Por: Vanessa Garcia
Era abril del
2006. El gran día había llegado y era el momento de partir. Atrás dejaba a mis
padres, mi hermana, mis amigas de infancia, mi ciudad, mi hogar y por supuesto,
mi zona de confort (aquel estado mental en el que me sentía segura).
Atrás dejaba mi
mundo, el único que hasta el momento había conocido, por la ilusión de un
futuro enriquecedor, prometedor y también desconocido.
Fueron varios
años materializando este gran sueño; Largos días, meses y horas soñando con
empezar una nueva vida en algún lugar lejano, independizarme económicamente,
aprender un nuevo idioma, conocer personas de diferentes partes del mundo,
viajar a fascinantes lugares, desarrollar mi carrera profesional en ese país y
por supuesto, la meta más grande: adquirir la ciudadanía australiana.
De Australia
sabia muy poco, pero lo suficiente para convencerme que Brisbane era la mejor
opción para mí. Esta hermosa ciudad costera a pocas horas de la imponente Gran
Barrera de Corral me recibió en una tarde soleada de otoño.
Mi primera
opción era viajar como niñera y aplicar para que alguna familia australiana me
diera la visa de patrocinio a cambio de vivir en su casa y cuidar de sus hijos
por un número acordado de horas semanales.
Meses después,
mi madre me expresa sus miedos e inseguridades con respecto a mis planes. “¿Qué
pasaría si tu nueva familia no se porta bien contigo?” “¿Y si se aprovechen de
ti? “Lo mejor es que lo hagamos por nuestros propios medios”, Me dijo
enfáticamente. “Aplicaremos a una visa de estudiante”. Sacudí mi cabeza en modo
de desaprobación “¿Mama, sabes lo costoso que es este tipo de visas?”

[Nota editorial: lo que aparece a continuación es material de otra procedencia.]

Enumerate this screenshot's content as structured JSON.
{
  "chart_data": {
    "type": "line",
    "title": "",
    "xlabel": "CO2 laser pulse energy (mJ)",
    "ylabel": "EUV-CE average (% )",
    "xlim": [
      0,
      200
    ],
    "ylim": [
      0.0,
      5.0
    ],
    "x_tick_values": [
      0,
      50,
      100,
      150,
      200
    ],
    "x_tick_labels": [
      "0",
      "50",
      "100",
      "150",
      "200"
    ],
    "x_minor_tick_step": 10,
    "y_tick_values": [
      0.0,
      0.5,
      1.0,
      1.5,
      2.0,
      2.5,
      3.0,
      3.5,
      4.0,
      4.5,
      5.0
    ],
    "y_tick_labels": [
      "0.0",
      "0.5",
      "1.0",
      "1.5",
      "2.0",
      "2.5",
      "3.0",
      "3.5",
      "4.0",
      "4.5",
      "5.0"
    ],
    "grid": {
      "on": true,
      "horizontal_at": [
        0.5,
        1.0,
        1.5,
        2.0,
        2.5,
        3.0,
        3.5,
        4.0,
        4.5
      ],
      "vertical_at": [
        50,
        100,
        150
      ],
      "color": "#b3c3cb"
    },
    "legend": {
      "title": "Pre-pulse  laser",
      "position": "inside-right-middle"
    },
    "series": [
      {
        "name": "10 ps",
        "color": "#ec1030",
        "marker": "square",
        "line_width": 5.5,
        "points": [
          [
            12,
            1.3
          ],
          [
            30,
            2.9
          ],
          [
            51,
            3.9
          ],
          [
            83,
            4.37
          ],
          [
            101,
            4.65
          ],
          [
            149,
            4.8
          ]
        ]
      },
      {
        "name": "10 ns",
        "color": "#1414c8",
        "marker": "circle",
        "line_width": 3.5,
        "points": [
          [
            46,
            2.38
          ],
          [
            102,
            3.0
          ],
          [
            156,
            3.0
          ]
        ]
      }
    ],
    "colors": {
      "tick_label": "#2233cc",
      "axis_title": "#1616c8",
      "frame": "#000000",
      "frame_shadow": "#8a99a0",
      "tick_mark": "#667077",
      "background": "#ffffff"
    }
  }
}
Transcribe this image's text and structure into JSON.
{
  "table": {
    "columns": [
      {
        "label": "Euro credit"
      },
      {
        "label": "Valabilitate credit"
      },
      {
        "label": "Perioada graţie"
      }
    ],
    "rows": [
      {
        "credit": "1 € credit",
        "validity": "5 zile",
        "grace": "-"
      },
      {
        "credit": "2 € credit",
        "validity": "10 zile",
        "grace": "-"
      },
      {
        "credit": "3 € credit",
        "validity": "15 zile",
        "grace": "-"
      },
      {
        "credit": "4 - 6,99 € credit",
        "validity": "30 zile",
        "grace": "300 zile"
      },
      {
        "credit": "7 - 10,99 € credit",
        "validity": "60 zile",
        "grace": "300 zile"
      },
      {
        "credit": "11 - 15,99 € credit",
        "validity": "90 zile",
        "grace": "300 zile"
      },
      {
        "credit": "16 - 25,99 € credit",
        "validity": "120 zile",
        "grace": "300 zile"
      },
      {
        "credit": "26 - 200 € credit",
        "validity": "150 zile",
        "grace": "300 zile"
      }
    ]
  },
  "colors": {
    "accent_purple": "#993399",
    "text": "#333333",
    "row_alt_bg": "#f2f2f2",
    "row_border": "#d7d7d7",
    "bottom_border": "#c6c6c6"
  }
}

Seguidamente me explico que existía la posibilidad de acceder a parte de su
pensión, sus ahorros frutos del esfuerzo de casi 30 años de trabajo para
apoyarme en este gran sueño. En ese instante solo pensé en que de verdad la
vida, me había dado la mejor madre del mundo.
El vuelo de
Colombia a Brisbane fue 27 horas (con escala en Chile y Nueva Zelanda) que
parecieron eternas. Cuando finalmente llegue al aeropuerto confundida, asustada
y ansiosa, divise a lo lejos a un desconocido sosteniendo un cartel amarillo
con mi nombre completo. Cuando me le acerque, me saludó, murmuró algo en ingles
que no entendí y solo sonreí aliviada porque finalmente después de un largo
viaje alguien cuidaría de mí, aunque fuera solo un extraño.
Mi primera
noche en Australia fue difícil: Había llegado a la casa de una
señora por recomendación del colegio donde cursaría mis estudios de Ingles. Me
sentía exhausta, nostálgica, confundida y con mucho temor. Dormí por muchas
horas, quizá para mitigar esa sensación de soledad. Cuando desperté no sabía ni
que día, ni qué hora eran. Con el poco inglés con el que contaba pedí algo de comer
y pedí una llamada para saludar a mis padres. No pude contener mis lagrimas al
escuchar sus voces acariciándome el alma. Una parte de mi quería regresar a
casa, pero la otra parte de mi sabía que tenía que intentarlo y dar lo mejor de
mí. Ya no había marcha atrás.
Y fue así como
del otro lado del mundo, sola, sin un computador, sin internet, sin celular, sin
amigos ni familia y con poco dinero en los bolsillos y todo mi pasado empacado
en una maleta de tan solo 20 kilos, empecé a vivir el sueño australiano, el que
aun sigo luchando y disfrutando después de casi 15 años.
En ese momento
no comprendía que mi verdadera riqueza era y sigue siendo, las ganas incasables
de salir adelante y luchar por mis sueños.